Petit juge
Il est là, sur mon épaule, mais je ne peux pas le voir : aussi vite que je tourne la tête, il est toujours plus rapide à rentrer dedans, et il n’apparaît pas dans les miroirs et les autres ne le voient pas. Néanmoins je sais qu’il est là parce que je l’entends : il me communique ses appréciations, qui sont d’ordinaire des jugements sévères, formulés avec sécheresse ou parfois ironie. Même quand il se tait je sens qu’il est là, qu’il n’en pense pas moins, qu’il ne me quitte pas des yeux ; il me scrute même quand je dors, puisqu’il condamne aussi les fautes que j’ai commises en rêve.
Il n’a pas toujours été là. Je ne sais plus quand il s’est manifesté pour la première fois — j’étais jeune en tout cas —, et je n’ai jamais su s’il était frais éclos de l’instant même ou s’il y était depuis déjà longtemps, fourbissant son regard en secret. Mais je me souviens qu’il m’a piqué fort, au creux de l’oreille, me faisant sursauter. Ce que j’avais fait pour le mériter, je l’ai oublié, mais je ne crois pas que ce fût un méfait remarquable : plutôt la proverbiale goutte d’eau… Puis il s’est mis à me parler dans l’oreille, très bas, à me chuchoter des remontrances d’autant plus frappantes qu’elles étaient à peine audibles, comme un doute étouffé. Sueur froide. Étais-je fou ? Mais son discours était aussi lucide et maîtrisé que mon comportement était coupable. Au début je croyais qu’il était dans ma tête et qu’il me parlait dans ma tête ; j’avais bien sûr tort : il ne peut pas être tout le temps dans ma tête, puisqu’il me juge, et que pour me juger il doit me voir, et même plus que me voir : m’examiner sans relâche de son œil omnivoyant.

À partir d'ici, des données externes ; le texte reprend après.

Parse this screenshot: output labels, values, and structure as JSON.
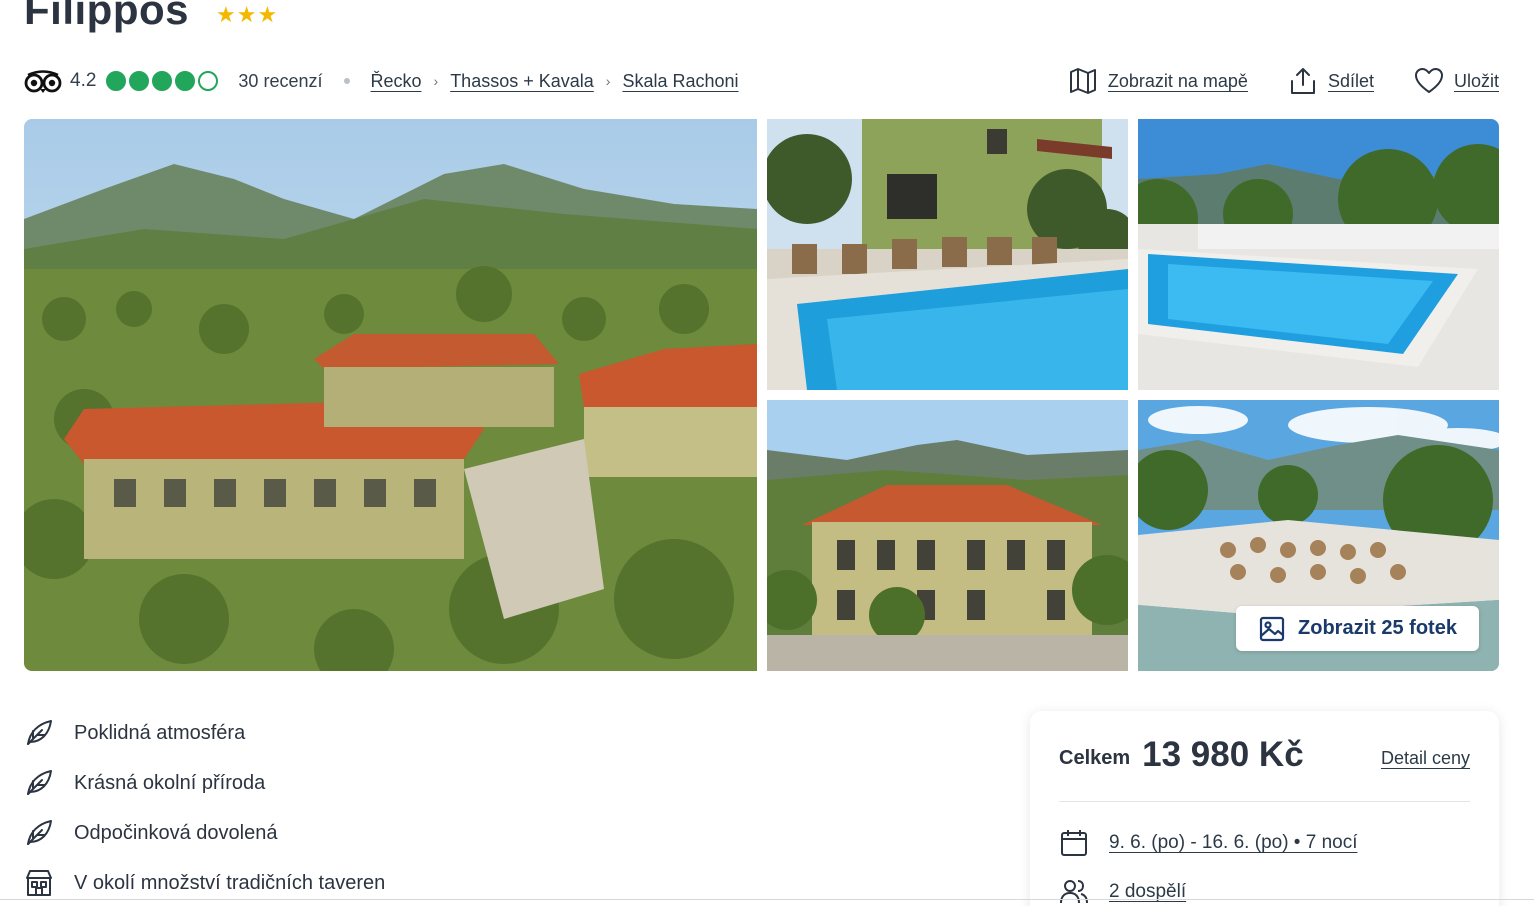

Au début j’ai pu croire aussi, dans ma naïveté présomptueuse, être la seule conscience affligée d’un tel tourment. Puis bien vite j’ai pensé au contraire qu’investi d’omniprésence il infligeait ses vues à tout le monde également. Désormais je crois plutôt qu’émanant de moi il ne voit que moi. D’évidence tardive, certains hommes ont leur propre équivalent de mon petit juge sur l’épaule, et d’évidence encore, ceux-ci n’ont pas tous la même inflexibilité maniaque voire sadique. Le mien n’est jamais satisfait. Il me désapprouve souvent jusqu’à la honte, parfois jusqu’au mépris, quelquefois même jusqu’au dégoût. Les rares fois où je crois mériter sa fierté, il a disparu.
J’aimerais le voir, juste une fois, l’apercevoir, découvrir son visage, s’il en a un, et son regard. Je l’imagine avec mes traits, mais constamment sourcilleux, affublé d’une ride de réprobation. Il n’a sûrement pas son propre petit juge sur l’épaule ; il n’en a d’ailleurs pas besoin. J’aimerais aussi avoir une franche discussion avec lui. Était-il plus encourageant, au commencement de notre couple ? Plus ou moins austère, sombre, ironique, pédagogue ? Pourquoi est-il si dur ? Ne pourrait-il faire preuve d’indulgence ? Toutefois je n’ai jamais osé le questionner. En partie par timidité ; en partie aussi par fatalisme : je crois savoir ce qu’il dirait s’il daignait répondre : il n’est pas sévère mais scrupuleusement juste ; il n’est pas dur ; s’il était plus indulgent, il serait négligent ; il me veut du bien : c’est pour mon bien qu’il est exigeant ; sans lui, moi qui ne suis que trop enclin à la paresse, je ne ferais rien ; c’est à sa vigilance rigoureuse et sa persévérance palliative que je dois mes quelques accomplissements.
Je n’ai rien à rétorquer à cela ; je l’approuve ; donc je me tais. J’essaye de voir avec les yeux que je lui prête, d’agir avec les mains que je lui suppose… Je ne pense pas qu’il me survive ; et s’il y avait un paradis, et que j’y fusse admis, je suis sûr qu’il ne m’y accompagnerait pas. Il ne disparaîtra pour de bon que si je deviens lui. Je ne crois pas y parvenir. Nous irons donc ensemble, faux siamois, jusqu’à l’engloutissement de ma lucidité.
Si je l’ai bien évoqué, c’est lui qui s’est exprimé.